Cardioversion for atrial fibrillation

By Mayo Clinic Staff

Cardioversion is a medical procedure done to restore a normal heart rhythm for people who have certain heart rhythm disorders such as atrial fibrillation.

Cardioversion is most often done by sending electric shocks to your heart through electrodes placed on your chest (electrical cardioversion). Occasionally, your doctor may perform cardioversion using only medications to restore your heart's rhythm.

How you prepare

Cardioversion procedures are usually scheduled in advance, although if your symptoms are severe, you may need to have cardioversion in an emergency setting.
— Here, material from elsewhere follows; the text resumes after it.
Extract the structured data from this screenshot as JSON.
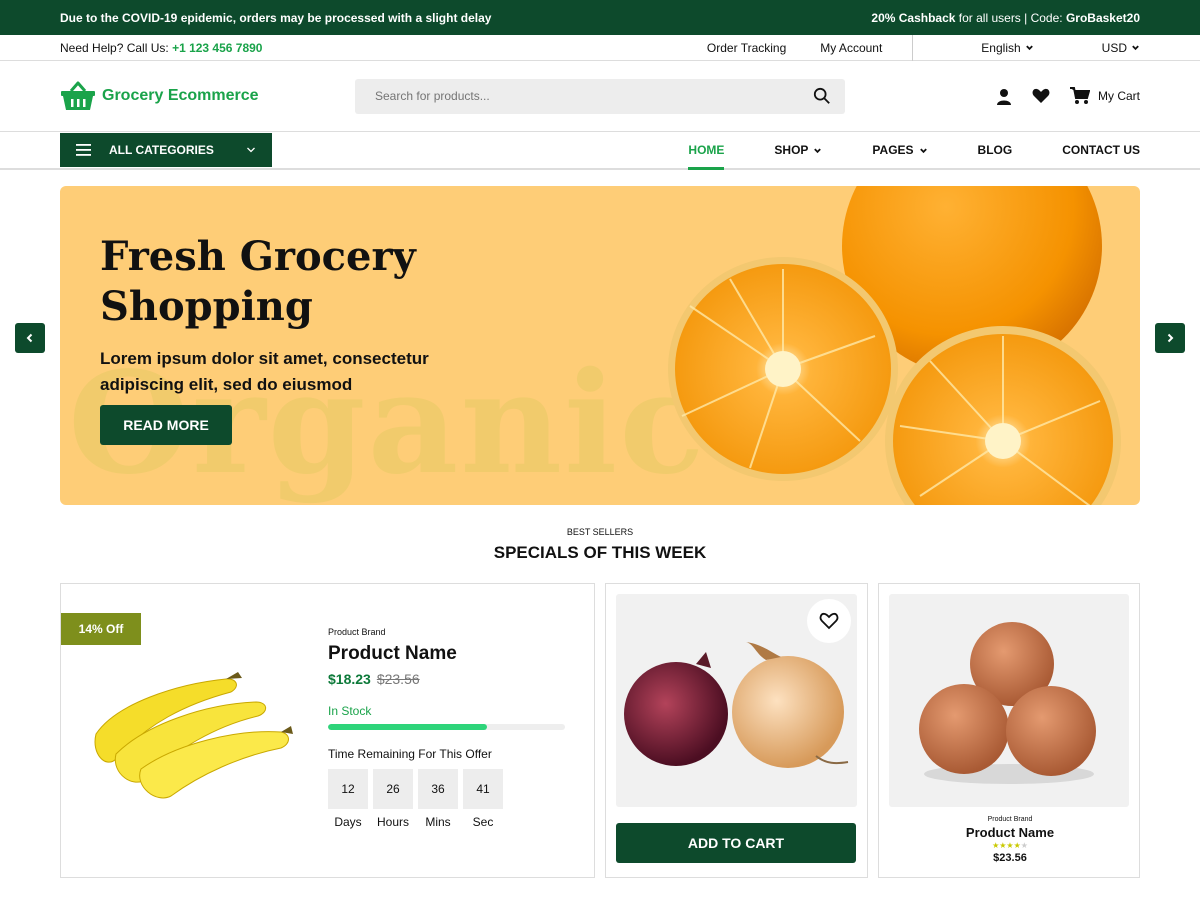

You generally can't eat or drink anything for 12 hours before your procedure. Your doctor will tell you whether you should take any of your regular medications before your procedure. If you do take medications before your procedure, sip only enough water to swallow your pills.

Before cardioversion, you may have a procedure called a transesophageal echocardiogram to check for blood clots in your heart, which can be dislodged by cardioversion, causing life-threatening complications. Your cardiologist will decide if you need a transesophageal echocardiogram before cardioversion.

In a transesophageal echocardiogram, your throat is numbed and a flexible tube (catheter) with a transducer attached is guided down your throat and into your esophagus, which connects your mouth to your stomach. From there, the transducer can obtain more-detailed images of your heart so that your doctor can check for blood clots.

If your doctor finds blood clots, your cardioversion procedure will be delayed for a few weeks while you take blood-thinning medications to reduce your risk of complications.